Cardiac and pulmonary pathophysiologies are closely interdependent, which makes the management of patients with congenital heart disease (CHD) all the more complex. Pulmonary complications of CHD can be structural due to compression causing airway malacia or atelectasis of the lung. Surgical repair of CHD can also result in structural trauma to the respiratory system, e.g., chylothorax, subglottic stenosis, or diaphragmatic paralysis. Disruption of the Starling forces in the pulmonary vascular system in certain types of CHD lead to alveolar-capillary membrane damage and pulmonary oedema. This in turn results in poorly compliant lungs with a restrictive lung function pattern that can deteriorate to cause hypoxemia. The circulation post single ventricle palliative surgery (the so called "Fontan circulation") poses a unique spectrum of pulmonary pathophysiology with restrictive lung function and a low pulmonary blood flow state that predisposes to thromboembolic complications and plastic bronchitis. As the population of patients surviving post CHD repair increases, the incidence of pulmonary complications has also increased and presents a unique cohort in both the paediatric and adult clinics.
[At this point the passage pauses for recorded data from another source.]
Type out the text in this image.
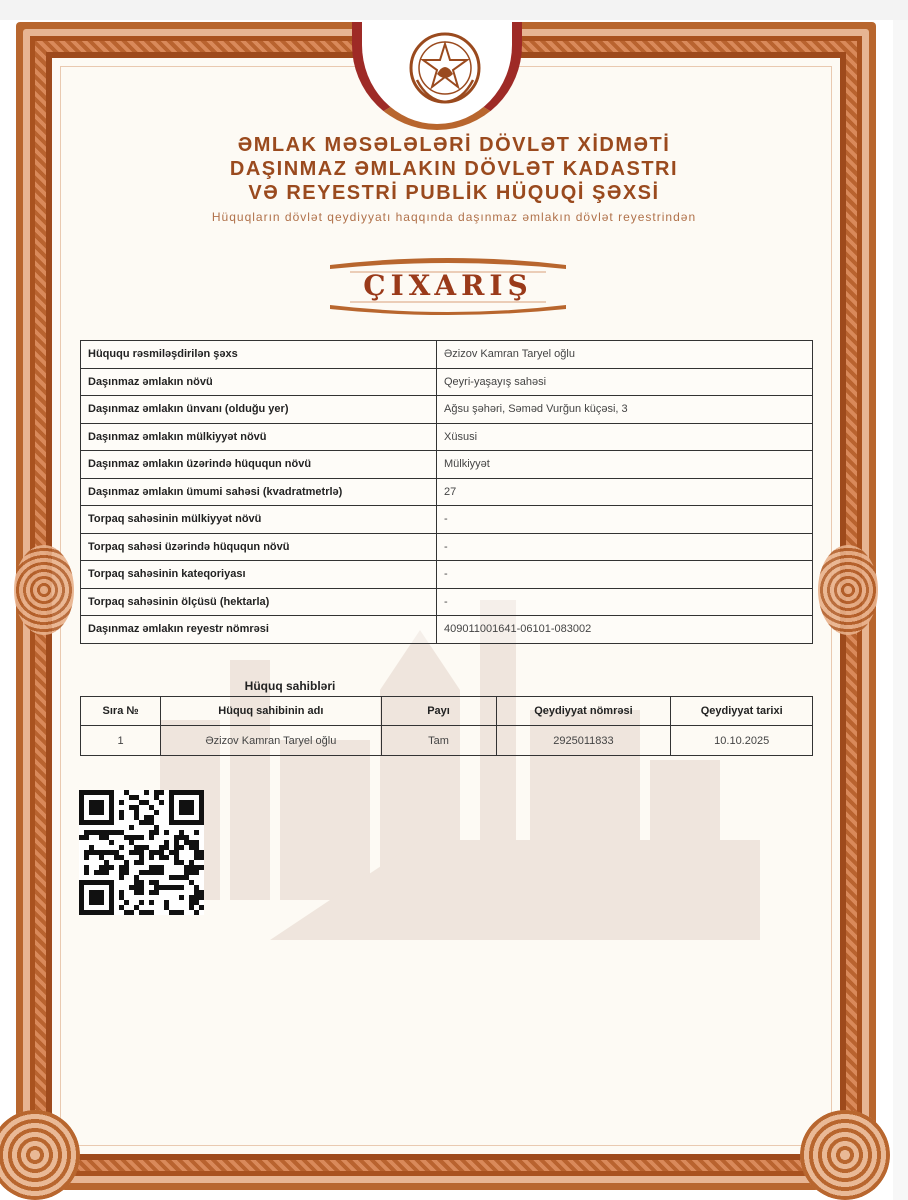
ƏMLAK MƏSƏLƏLƏRİ DÖVLƏT XİDMƏTİ
DAŞINMAZ ƏMLAKIN DÖVLƏT KADASTRI
VƏ REYESTRİ PUBLİK HÜQUQİ ŞƏXSİ
Hüquqların dövlət qeydiyyatı haqqında daşınmaz əmlakın dövlət reyestrindən
ÇIXARIŞ
Hüququ rəsmiləşdirilən şəxs	Əzizov Kamran Taryel oğlu
Daşınmaz əmlakın növü	Qeyri-yaşayış sahəsi
Daşınmaz əmlakın ünvanı (olduğu yer)	Ağsu şəhəri, Səməd Vurğun küçəsi, 3
Daşınmaz əmlakın mülkiyyət növü	Xüsusi
Daşınmaz əmlakın üzərində hüququn növü	Mülkiyyət
Daşınmaz əmlakın ümumi sahəsi (kvadratmetrlə)	27
Torpaq sahəsinin mülkiyyət növü	-
Torpaq sahəsi üzərində hüququn növü	-
Torpaq sahəsinin kateqoriyası	-
Torpaq sahəsinin ölçüsü (hektarla)	-
Daşınmaz əmlakın reyestr nömrəsi	409011001641-06101-083002
Hüquq sahibləri
Sıra №	Hüquq sahibinin adı	Payı	Qeydiyyat nömrəsi	Qeydiyyat tarixi
1	Əzizov Kamran Taryel oğlu	Tam	2925011833	10.10.2025
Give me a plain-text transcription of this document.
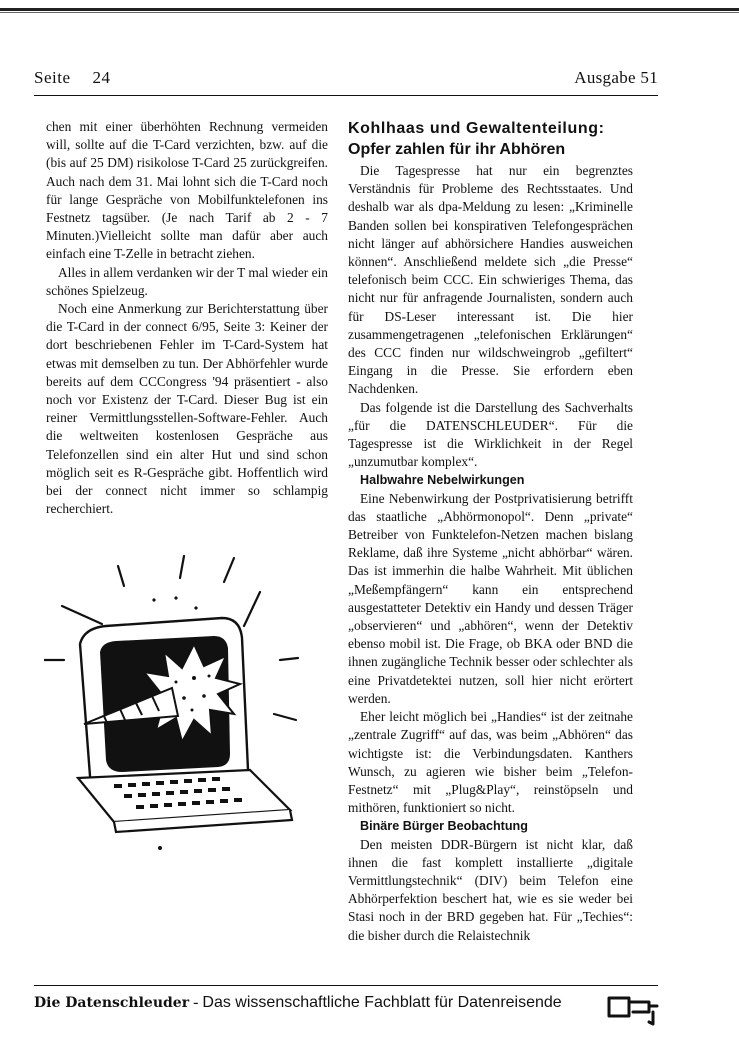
Seite 24	Ausgabe 51

chen mit einer überhöhten Rechnung vermeiden will, sollte auf die T-Card verzichten, bzw. auf die (bis auf 25 DM) risikolose T-Card 25 zurückgreifen. Auch nach dem 31. Mai lohnt sich die T-Card noch für lange Gespräche von Mobilfunktelefonen ins Festnetz tagsüber. (Je nach Tarif ab 2 - 7 Minuten.)Vielleicht sollte man dafür aber auch einfach eine T-Zelle in betracht ziehen.

Alles in allem verdanken wir der T mal wieder ein schönes Spielzeug.

Noch eine Anmerkung zur Berichterstattung über die T-Card in der connect 6/95, Seite 3: Keiner der dort beschriebenen Fehler im T-Card-System hat etwas mit demselben zu tun. Der Abhörfehler wurde bereits auf dem CCCongress '94 präsentiert - also noch vor Existenz der T-Card. Dieser Bug ist ein reiner Vermittlungsstellen-Software-Fehler. Auch die weltweiten kostenlosen Gespräche aus Telefonzellen sind ein alter Hut und sind schon möglich seit es R-Gespräche gibt. Hoffentlich wird bei der connect nicht immer so schlampig recherchiert.

Kohlhaas und Gewaltenteilung:
Opfer zahlen für ihr Abhören

Die Tagespresse hat nur ein begrenztes Verständnis für Probleme des Rechtsstaates. Und deshalb war als dpa-Meldung zu lesen: „Kriminelle Banden sollen bei konspirativen Telefongesprächen nicht länger auf abhörsichere Handies ausweichen können“. Anschließend meldete sich „die Presse“ telefonisch beim CCC. Ein schwieriges Thema, das nicht nur für anfragende Journalisten, sondern auch für DS-Leser interessant ist. Die hier zusammengetragenen „telefonischen Erklärungen“ des CCC finden nur wildschweingrob „gefiltert“ Eingang in die Presse. Sie erfordern eben Nachdenken.

Das folgende ist die Darstellung des Sachverhalts „für die DATENSCHLEUDER“. Für die Tagespresse ist die Wirklichkeit in der Regel „unzumutbar komplex“.

Halbwahre Nebelwirkungen

Eine Nebenwirkung der Postprivatisierung betrifft das staatliche „Abhörmonopol“. Denn „private“ Betreiber von Funktelefon-Netzen machen bislang Reklame, daß ihre Systeme „nicht abhörbar“ wären. Das ist immerhin die halbe Wahrheit. Mit üblichen „Meßempfängern“ kann ein entsprechend ausgestatteter Detektiv ein Handy und dessen Träger „observieren“ und „abhören“, wenn der Detektiv ebenso mobil ist. Die Frage, ob BKA oder BND die ihnen zugängliche Technik besser oder schlechter als eine Privatdetektei nutzen, soll hier nicht erörtert werden.

Eher leicht möglich bei „Handies“ ist der zeitnahe „zentrale Zugriff“ auf das, was beim „Abhören“ das wichtigste ist: die Verbindungsdaten. Kanthers Wunsch, zu agieren wie bisher beim „Telefon-Festnetz“ mit „Plug&Play“, reinstöpseln und mithören, funktioniert so nicht.

Binäre Bürger Beobachtung

Den meisten DDR-Bürgern ist nicht klar, daß ihnen die fast komplett installierte „digitale Vermittlungstechnik“ (DIV) beim Telefon eine Abhörperfektion beschert hat, wie es sie weder bei Stasi noch in der BRD gegeben hat. Für „Techies“: die bisher durch die Relaistechnik

Die Datenschleuder - Das wissenschaftliche Fachblatt für Datenreisende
心脏和肺部病理生理学密切相关,这使得先天性心脏病(CHD)患者的管理变得更加复杂。CHD 的肺部并发症可能是由于气道软化或肺不张引起的结构性压迫所致。CHD 的手术修复也可能导致呼吸系统的结构性创伤,例如乳糜胸、声门下狭窄或膈神经麻痹。某些类型的 CHD 中肺血管系统的 Starling 力破坏导致肺泡-毛细血管膜损伤和肺水肿。这反过来又导致顺应性差的肺部出现限制性肺功能模式,可能恶化导致低氧血症。单心室姑息手术后的循环(所谓的“Fontan 循环”)具有独特的肺病理生理学谱,表现为限制性肺功能和低肺血流量状态,易发生血栓栓塞并发症和塑料性支气管炎。随着 CHD 修复后存活患者人数的增加,肺部并发症的发生率也有所增加,在儿科和成人诊所中都呈现出一个独特的队列。